Regulated financial institutions should have ample opportunities in 2008 and 2009 to partner with private-equity firms to compete aggressively to acquire healthy and troubled institutions, as well as failed bank assets from the Federal Deposit Insurance Corp.

The rules of engagement for these partnerships and investments seem to evolve with each transaction.

On Sept. 22 the Federal Reserve Board issued its "Policy Statement on Equity Investments in Banks and Bank Holding Companies." At the very least, it signals that the Fed is prepared to evaluate control issues more flexibly within the context of particular transactions. Specifically, the policy statement clarifies that investor control should not be found in the following situations.

  • Owning up to one-third of the total equity of the bank or bank holding company, as long as voting securities are limited to 15%.
  • Having a single representative on the board of directors, as long as the investment is less than 25% of the voting stock.
  • Having two representatives on the board, depending on the size of the board, the amount of the investment, and the holdings of other investors.
  • Shareholder advocacy of policy and operating positions that are not accompanied by the threat of a proxy contest or a disposition of the investment.

The rules of the Fed, the FDIC, the Office of the Comptroller of the Currency, and the Office of Thrift Supervision continue to differ in meaningful ways, but the trend, particularly at this time when banks need capital, is toward increased flexibility to accommodate private-equity investments.Since private-equity funds may generally not be able to acquire "control" of a bank, for fear of becoming a regulated holding company, they will generally want to invest in or partner with a bank with a superior management team.
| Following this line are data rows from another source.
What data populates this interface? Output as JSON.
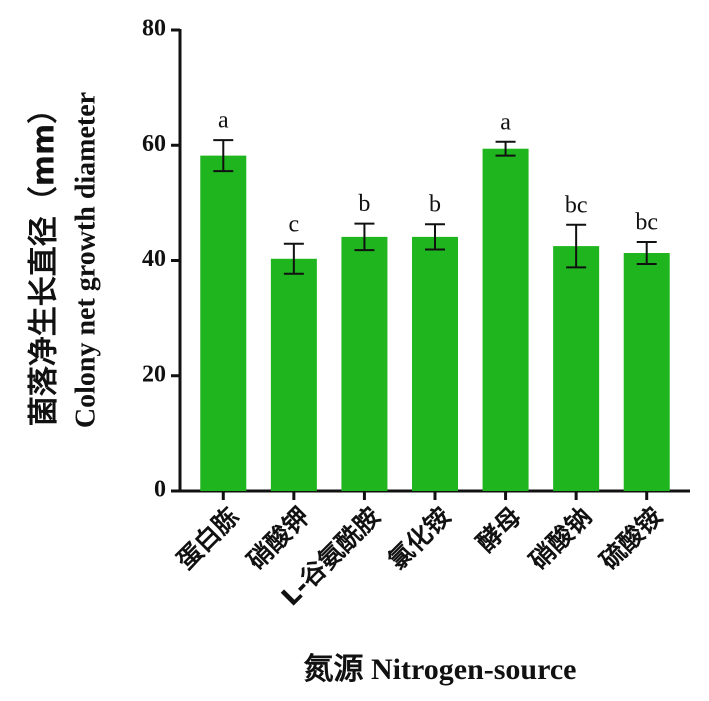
{
  "chart_data": {
    "type": "bar",
    "y_label_lines": [
      "菌落净生长直径（mm）",
      "Colony net growth diameter"
    ],
    "x_label": "氮源 Nitrogen-source",
    "categories": [
      "蛋白胨",
      "硝酸钾",
      "L-谷氨酰胺",
      "氯化铵",
      "酵母",
      "硝酸钠",
      "硫酸铵"
    ],
    "values": [
      58.2,
      40.3,
      44.1,
      44.1,
      59.4,
      42.5,
      41.3
    ],
    "errors": [
      2.7,
      2.6,
      2.3,
      2.2,
      1.2,
      3.7,
      1.9
    ],
    "significance": [
      "a",
      "c",
      "b",
      "b",
      "a",
      "bc",
      "bc"
    ],
    "color": "#1fb51f",
    "ylim": [
      0,
      80
    ],
    "yticks": [
      0,
      20,
      40,
      60,
      80
    ],
    "grid": false
  }
}
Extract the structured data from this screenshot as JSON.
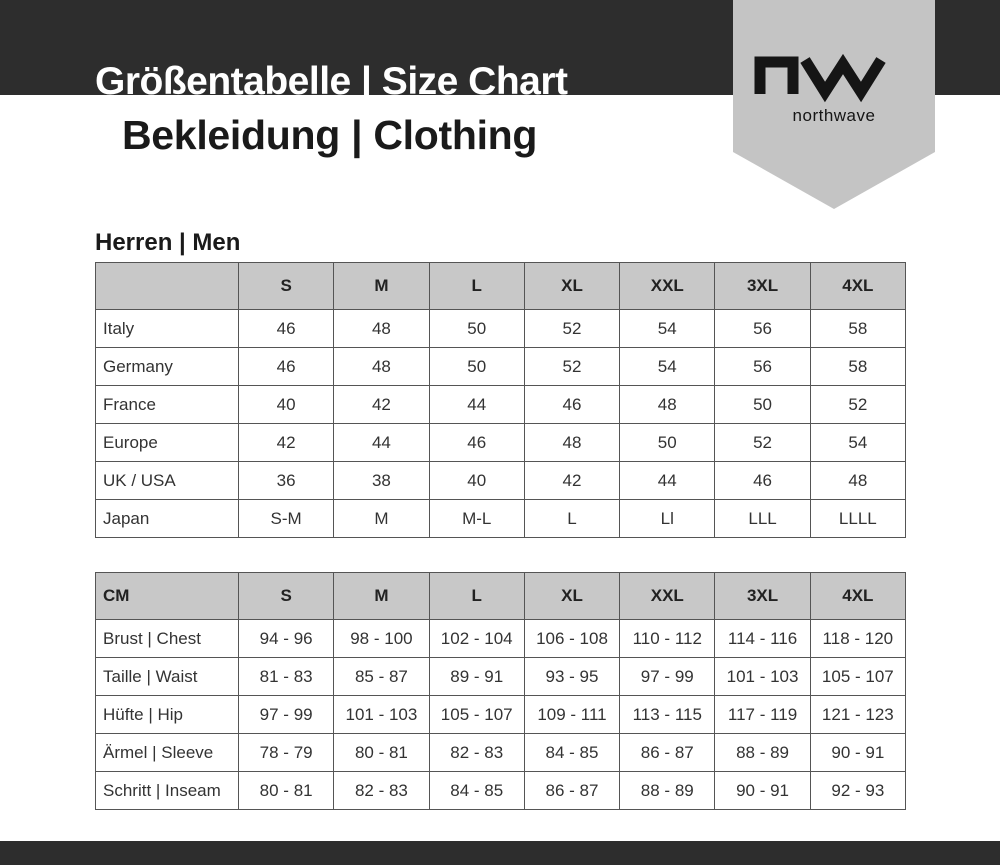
{
  "header": {
    "title": "Größentabelle | Size Chart",
    "subtitle": "Bekleidung | Clothing"
  },
  "logo": {
    "brand": "northwave",
    "mark": "nw"
  },
  "colors": {
    "band": "#2d2d2d",
    "logo_banner": "#c4c4c4",
    "table_header": "#c8c8c8"
  },
  "section": {
    "title": "Herren | Men"
  },
  "sizes": [
    "S",
    "M",
    "L",
    "XL",
    "XXL",
    "3XL",
    "4XL"
  ],
  "conversion_table": {
    "corner": "",
    "rows": [
      {
        "label": "Italy",
        "values": [
          "46",
          "48",
          "50",
          "52",
          "54",
          "56",
          "58"
        ]
      },
      {
        "label": "Germany",
        "values": [
          "46",
          "48",
          "50",
          "52",
          "54",
          "56",
          "58"
        ]
      },
      {
        "label": "France",
        "values": [
          "40",
          "42",
          "44",
          "46",
          "48",
          "50",
          "52"
        ]
      },
      {
        "label": "Europe",
        "values": [
          "42",
          "44",
          "46",
          "48",
          "50",
          "52",
          "54"
        ]
      },
      {
        "label": "UK / USA",
        "values": [
          "36",
          "38",
          "40",
          "42",
          "44",
          "46",
          "48"
        ]
      },
      {
        "label": "Japan",
        "values": [
          "S-M",
          "M",
          "M-L",
          "L",
          "Ll",
          "LLL",
          "LLLL"
        ]
      }
    ]
  },
  "measure_table": {
    "corner": "CM",
    "rows": [
      {
        "label": "Brust | Chest",
        "values": [
          "94 - 96",
          "98 - 100",
          "102 - 104",
          "106 - 108",
          "110 - 112",
          "114 - 116",
          "118 - 120"
        ]
      },
      {
        "label": "Taille | Waist",
        "values": [
          "81 - 83",
          "85 - 87",
          "89 - 91",
          "93 - 95",
          "97 - 99",
          "101 - 103",
          "105 - 107"
        ]
      },
      {
        "label": "Hüfte | Hip",
        "values": [
          "97 - 99",
          "101 - 103",
          "105 - 107",
          "109 - 111",
          "113 - 115",
          "117 - 119",
          "121 - 123"
        ]
      },
      {
        "label": "Ärmel | Sleeve",
        "values": [
          "78 - 79",
          "80 - 81",
          "82 - 83",
          "84 - 85",
          "86 - 87",
          "88 - 89",
          "90 - 91"
        ]
      },
      {
        "label": "Schritt | Inseam",
        "values": [
          "80 - 81",
          "82 - 83",
          "84 - 85",
          "86 - 87",
          "88 - 89",
          "90 - 91",
          "92 - 93"
        ]
      }
    ]
  }
}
They can invest in a combination of common stock, preferred stock, warrants, and convertible debt to strike a balance between the requisite oversight and covenants they will need to protect their financial interests.
They also will want financial protection against dilution resulting from the issuance of additional equity. However, in some recent transactions, private-equity firms have waived these rights, perhaps with regulatory prodding, to attract additional capital to the bank.

No matter the form, new capital will help banks avoid regulatory issues, facilitate balance sheet restructuring, mitigate shareholder unrest and public scrutiny, and fund geographic and product expansion. Banks can also benefit from the strategic, financial, technological, and other market expertise private-equity firms can bring to the table. In that regard, banks are likely to welcome private-equity representatives on the board to the extent compatible with regulatory limitations.
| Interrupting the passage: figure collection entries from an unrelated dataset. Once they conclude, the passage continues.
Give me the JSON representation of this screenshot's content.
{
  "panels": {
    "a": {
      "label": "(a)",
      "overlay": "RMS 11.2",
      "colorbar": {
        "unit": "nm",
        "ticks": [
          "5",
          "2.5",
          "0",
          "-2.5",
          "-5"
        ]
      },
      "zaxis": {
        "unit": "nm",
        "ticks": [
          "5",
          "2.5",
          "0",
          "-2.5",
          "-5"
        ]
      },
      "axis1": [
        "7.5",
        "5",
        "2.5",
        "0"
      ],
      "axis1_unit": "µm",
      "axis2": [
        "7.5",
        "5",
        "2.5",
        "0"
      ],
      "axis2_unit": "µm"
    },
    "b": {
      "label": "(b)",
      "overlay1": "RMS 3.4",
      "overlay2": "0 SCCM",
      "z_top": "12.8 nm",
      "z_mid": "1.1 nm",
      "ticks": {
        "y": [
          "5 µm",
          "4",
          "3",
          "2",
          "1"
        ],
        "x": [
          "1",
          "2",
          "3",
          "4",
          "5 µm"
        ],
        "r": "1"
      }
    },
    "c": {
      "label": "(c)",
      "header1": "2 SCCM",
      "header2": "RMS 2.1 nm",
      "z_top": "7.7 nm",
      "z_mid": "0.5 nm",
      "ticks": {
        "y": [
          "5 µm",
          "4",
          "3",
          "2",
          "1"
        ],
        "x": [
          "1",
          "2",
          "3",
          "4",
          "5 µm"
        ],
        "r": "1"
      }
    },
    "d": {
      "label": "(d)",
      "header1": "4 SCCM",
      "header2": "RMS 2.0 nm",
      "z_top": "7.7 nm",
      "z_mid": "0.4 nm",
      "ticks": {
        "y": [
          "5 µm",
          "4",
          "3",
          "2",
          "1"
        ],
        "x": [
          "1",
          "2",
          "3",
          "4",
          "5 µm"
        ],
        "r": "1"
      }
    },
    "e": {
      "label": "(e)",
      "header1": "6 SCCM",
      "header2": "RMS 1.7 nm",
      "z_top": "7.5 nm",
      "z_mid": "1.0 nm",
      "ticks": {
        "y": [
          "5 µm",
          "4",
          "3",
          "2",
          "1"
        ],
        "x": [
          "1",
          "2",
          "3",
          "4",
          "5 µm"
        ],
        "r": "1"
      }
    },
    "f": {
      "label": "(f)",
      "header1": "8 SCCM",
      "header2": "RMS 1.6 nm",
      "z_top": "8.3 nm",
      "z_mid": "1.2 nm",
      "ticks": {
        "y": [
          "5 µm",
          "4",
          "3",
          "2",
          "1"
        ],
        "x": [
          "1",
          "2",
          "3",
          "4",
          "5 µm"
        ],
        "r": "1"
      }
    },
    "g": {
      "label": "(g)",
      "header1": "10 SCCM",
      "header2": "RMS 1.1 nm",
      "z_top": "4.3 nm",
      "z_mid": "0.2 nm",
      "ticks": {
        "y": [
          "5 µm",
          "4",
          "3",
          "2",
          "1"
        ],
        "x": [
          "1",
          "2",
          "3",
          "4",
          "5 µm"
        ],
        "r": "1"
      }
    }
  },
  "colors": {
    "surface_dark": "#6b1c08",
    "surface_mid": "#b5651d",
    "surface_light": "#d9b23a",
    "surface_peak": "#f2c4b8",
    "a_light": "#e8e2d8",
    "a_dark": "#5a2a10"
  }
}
There are five basic structures available to private-equity firms to invest in and acquire banks. Many variations on these basic themes are also possible.
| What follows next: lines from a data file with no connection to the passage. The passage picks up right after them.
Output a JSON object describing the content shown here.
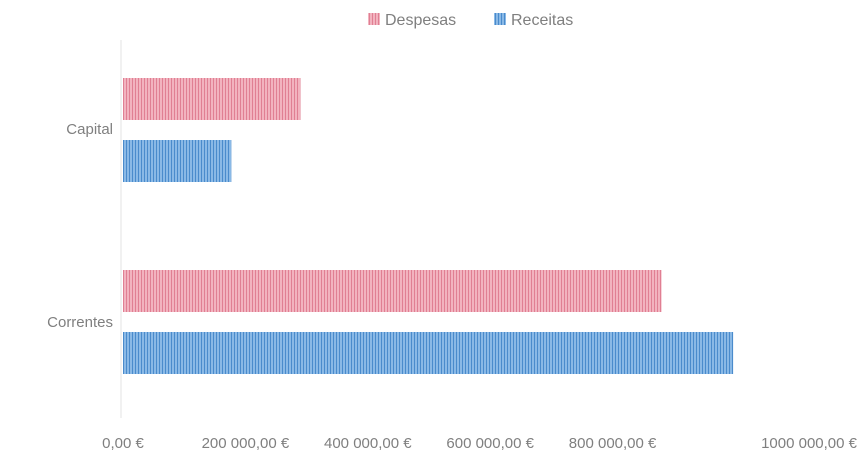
{
  "chart_data": {
    "type": "bar",
    "orientation": "horizontal",
    "categories": [
      "Capital",
      "Correntes"
    ],
    "series": [
      {
        "name": "Despesas",
        "values": [
          290000,
          880000
        ],
        "color": "#e88fa0"
      },
      {
        "name": "Receitas",
        "values": [
          177000,
          997000
        ],
        "color": "#5b9bd5"
      }
    ],
    "x_ticks": [
      "0,00 €",
      "200 000,00 €",
      "400 000,00 €",
      "600 000,00 €",
      "800 000,00 €",
      "1000 000,00 €"
    ],
    "xlim": [
      0,
      1000000
    ],
    "legend_position": "top",
    "grid": false
  }
}
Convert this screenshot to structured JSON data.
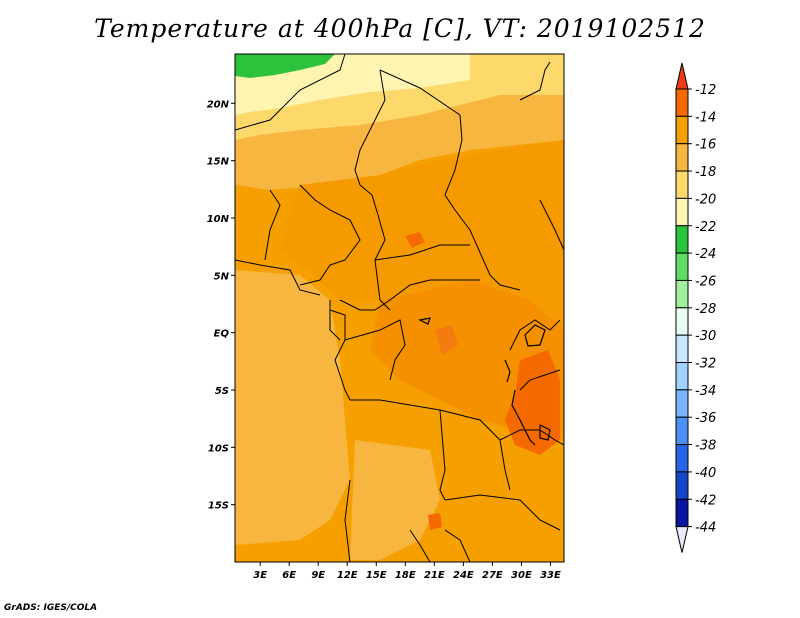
{
  "title": "Temperature at 400hPa [C], VT: 2019102512",
  "credit": "GrADS: IGES/COLA",
  "lat_ticks": [
    {
      "value": 20,
      "label": "20N"
    },
    {
      "value": 15,
      "label": "15N"
    },
    {
      "value": 10,
      "label": "10N"
    },
    {
      "value": 5,
      "label": "5N"
    },
    {
      "value": 0,
      "label": "EQ"
    },
    {
      "value": -5,
      "label": "5S"
    },
    {
      "value": -10,
      "label": "10S"
    },
    {
      "value": -15,
      "label": "15S"
    }
  ],
  "lon_ticks": [
    {
      "value": 3,
      "label": "3E"
    },
    {
      "value": 6,
      "label": "6E"
    },
    {
      "value": 9,
      "label": "9E"
    },
    {
      "value": 12,
      "label": "12E"
    },
    {
      "value": 15,
      "label": "15E"
    },
    {
      "value": 18,
      "label": "18E"
    },
    {
      "value": 21,
      "label": "21E"
    },
    {
      "value": 24,
      "label": "24E"
    },
    {
      "value": 27,
      "label": "27E"
    },
    {
      "value": 30,
      "label": "30E"
    },
    {
      "value": 33,
      "label": "33E"
    }
  ],
  "colorbar": {
    "levels": [
      -12,
      -14,
      -16,
      -18,
      -20,
      -22,
      -24,
      -26,
      -28,
      -30,
      -32,
      -34,
      -36,
      -38,
      -40,
      -42,
      -44
    ],
    "colors": [
      "#f03c14",
      "#f56a00",
      "#f5a000",
      "#f7b640",
      "#fcd96a",
      "#fff5b0",
      "#2dc23c",
      "#5fdc64",
      "#a0f0a0",
      "#e6fff0",
      "#c8e6ff",
      "#a0d2ff",
      "#78b4ff",
      "#4b91f5",
      "#2864e6",
      "#1446c8",
      "#0a14a0",
      "#1e006e"
    ]
  }
}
Stay below 10% of the voting stock. Generally, if an investor stays below this threshold, federal regulatory limitations and prior approvals are not triggered.

Stay below 25% and execute a passivity agreement. A private-equity fund making an investment this small can avoid holding company status, which would subject it to federal regulation with regard to its capital, leverage, investments, and activities.

An investment in excess of 10% will require the execution of a rebuttal or passivity agreement that will limit the actions the private-equity investor may take, the information it may have access to, and the extent of its business relationships with the bank.

Under such an agreement, a private-equity fund may have representation on the bank or bank holding company board of directors, and in that way it can have access to information it might otherwise be prohibited from obtaining.

The policy statement also indicates a greater willingness to consider private-equity funds' access to financial information.

Dispersed ownership of between 25% and 100%. The acquisition of more than 25% of the voting securities — even up to 100% — can occur and still not trigger holding company status for any of the investors, but only if there are multiple acquirers, none of whom ends up with control, and if none of them act in concert with regard to the operation or policies of the bank or its holding company.

Become a bank holding company. Some private-equity firms have simply bitten the bullet and acquired 100% of a company that controls a bank, because they can live with the restrictions attached to holding company status, or because the bank subsidiary is or can be converted into an industrial loan company, trust bank, or credit card bank, none of which would be considered banks for the purposes of holding company laws.

Use separate acquisition silos. A principal of a private-equity firm can establish a separate acquisition company in which some or all fund investors participate. It may become a holding company, and as long as an individual sits atop that structure and/or it is in a separate silo from the funds, holding company limitations will not generally infect the funds controlled by that principal.

Given the growing capital needs of banks throughout the country and the vast amount of capital controlled by private-equity funds, we anticipate that these parties will continue to find ways to address each other's financial needs. These will no doubt include arrangements where banks partner with private capital to purchase troubled banks either before or after they have been put into FDIC receivership.

Regulators should continue to be attuned to this trend and the benefits it can provide. To the extent that control rules need to be further modified or clarified to facilitate these transactions, now is the time for such action to redefine the definitions of passivity, voting stock, and acting in concert to encourage the types of transactions that have already occurred and stimulate even more creative ones.